An exercise machine includes a longitudinal rail for slidably supporting a
carriage assembly together with the weight of a user. The longitudinal
rail is supported at an elevation above a support surface by a fore
support structure positioned at the fore end of the rail and by an aft
support structure positioned at the aft end of the rail. A carriage
assembly slidably engages the rail structure and supports the weight of a
user on the rail structure. The carriage assembly includes roller wheels
for rolling engagement with the rail. A lever is pivotally connected to
the rail and enables a user to operate the exercise machine. The lever has
a hand grip assembly at one end and a foot grip assembly at the other end.

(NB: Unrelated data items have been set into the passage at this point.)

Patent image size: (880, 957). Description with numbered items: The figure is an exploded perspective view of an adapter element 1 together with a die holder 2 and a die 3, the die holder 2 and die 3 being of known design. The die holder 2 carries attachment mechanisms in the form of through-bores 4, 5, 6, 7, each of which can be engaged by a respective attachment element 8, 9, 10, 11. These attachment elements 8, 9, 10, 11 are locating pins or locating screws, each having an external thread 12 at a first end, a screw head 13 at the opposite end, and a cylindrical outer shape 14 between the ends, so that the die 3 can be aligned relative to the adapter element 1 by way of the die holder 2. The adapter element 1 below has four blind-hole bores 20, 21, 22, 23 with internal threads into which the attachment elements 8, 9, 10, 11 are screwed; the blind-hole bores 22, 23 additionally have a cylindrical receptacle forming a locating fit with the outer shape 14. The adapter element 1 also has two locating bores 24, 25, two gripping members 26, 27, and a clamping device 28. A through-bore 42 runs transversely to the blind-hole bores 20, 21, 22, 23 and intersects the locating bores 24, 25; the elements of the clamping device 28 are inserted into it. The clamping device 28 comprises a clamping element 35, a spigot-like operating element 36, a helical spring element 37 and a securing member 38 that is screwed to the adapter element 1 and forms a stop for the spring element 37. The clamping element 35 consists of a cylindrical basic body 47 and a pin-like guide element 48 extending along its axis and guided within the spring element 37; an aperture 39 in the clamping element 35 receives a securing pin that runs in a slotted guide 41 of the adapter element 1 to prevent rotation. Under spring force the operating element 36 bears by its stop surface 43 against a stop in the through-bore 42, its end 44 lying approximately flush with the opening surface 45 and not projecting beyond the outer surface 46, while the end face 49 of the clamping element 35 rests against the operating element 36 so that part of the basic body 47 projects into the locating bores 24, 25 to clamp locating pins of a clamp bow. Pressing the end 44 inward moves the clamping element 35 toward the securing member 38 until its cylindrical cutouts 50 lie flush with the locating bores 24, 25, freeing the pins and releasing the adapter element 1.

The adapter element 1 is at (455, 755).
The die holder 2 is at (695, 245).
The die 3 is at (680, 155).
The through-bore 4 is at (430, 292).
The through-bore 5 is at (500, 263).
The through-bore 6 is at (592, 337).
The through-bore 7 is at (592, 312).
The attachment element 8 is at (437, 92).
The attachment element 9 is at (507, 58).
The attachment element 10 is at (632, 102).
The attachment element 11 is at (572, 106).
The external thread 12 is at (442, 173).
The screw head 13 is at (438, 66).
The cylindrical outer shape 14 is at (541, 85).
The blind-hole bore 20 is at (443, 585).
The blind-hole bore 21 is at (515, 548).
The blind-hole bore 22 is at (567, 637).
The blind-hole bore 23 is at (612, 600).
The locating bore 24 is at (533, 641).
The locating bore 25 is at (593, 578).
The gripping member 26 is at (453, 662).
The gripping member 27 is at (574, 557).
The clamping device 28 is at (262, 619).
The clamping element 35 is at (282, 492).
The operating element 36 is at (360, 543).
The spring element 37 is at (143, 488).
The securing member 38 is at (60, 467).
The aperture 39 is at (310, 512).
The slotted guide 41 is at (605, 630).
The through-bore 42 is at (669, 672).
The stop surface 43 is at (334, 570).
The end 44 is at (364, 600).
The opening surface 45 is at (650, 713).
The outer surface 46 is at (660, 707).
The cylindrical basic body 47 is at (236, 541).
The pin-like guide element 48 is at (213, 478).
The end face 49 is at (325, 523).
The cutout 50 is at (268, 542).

A resistance structure is connected to and positioned between the fore end
of the rail and the carriage assembly and provides resistance to
translational movement of the carriage assembly and pivotal movement of
the lever. A cable connects the lever to the carriage assembly and,
thereby, to the resistance structure. A pulley is secured to the aft end
of the rail and is used to guide the ends of the cable to the lever and to
the carriage. A seat is positioned on the carriage for sitting by a user,
who operates the exercise machine in a conventional or modified
rowing-type fashion.
Een oefeningsmachine omvat een longitudinaal spoor voor verschuifbaar het steunen van een vervoerassemblage samen met het gewicht van een gebruiker. Het longitudinale spoor wordt bij een verhoging boven een steunoppervlakte door een voorsteunstructuur gesteund die op het vooreind van het spoor wordt geplaatst en door een achterdekse steunstructuur die op het achterdekse eind van het spoor wordt geplaatst. Een vervoerassemblage neemt verschuifbaar de spoorstructuur in dienst en steunt het gewicht van een gebruiker op de spoorstructuur. De vervoerassemblage omvat rolwielen voor het rollen overeenkomst met het spoor. Een hefboom wordt van groot belang verbonden met het spoor en toelaat een gebruiker om de oefeningsmachine in werking te stellen. De hefboom heeft aan de ene kant een assemblage van de handgreep en een assemblage van de voetgreep aan de andere kant. Een weerstandsstructuur wordt verbonden met en tussen het vooreind van het spoor en de vervoerassemblage en verstrekt weerstand tegen vertalende beweging van de vervoerassemblage en centrale beweging van de hefboom geplaatst. Een kabel verbindt de hefboom aan de vervoerassemblage en, daardoor, met de weerstandsstructuur. Een katrol wordt beveiligd aan het achterdekse eind van het spoor en gebruikt om de einden van de kabel aan de hefboom en aan het vervoer te leiden. Een zetel wordt geplaatst op het vervoer voor het zitten door een gebruiker, die de oefeningsmachine op een conventionele of gewijzigde roeien-typemanier in werking stelt.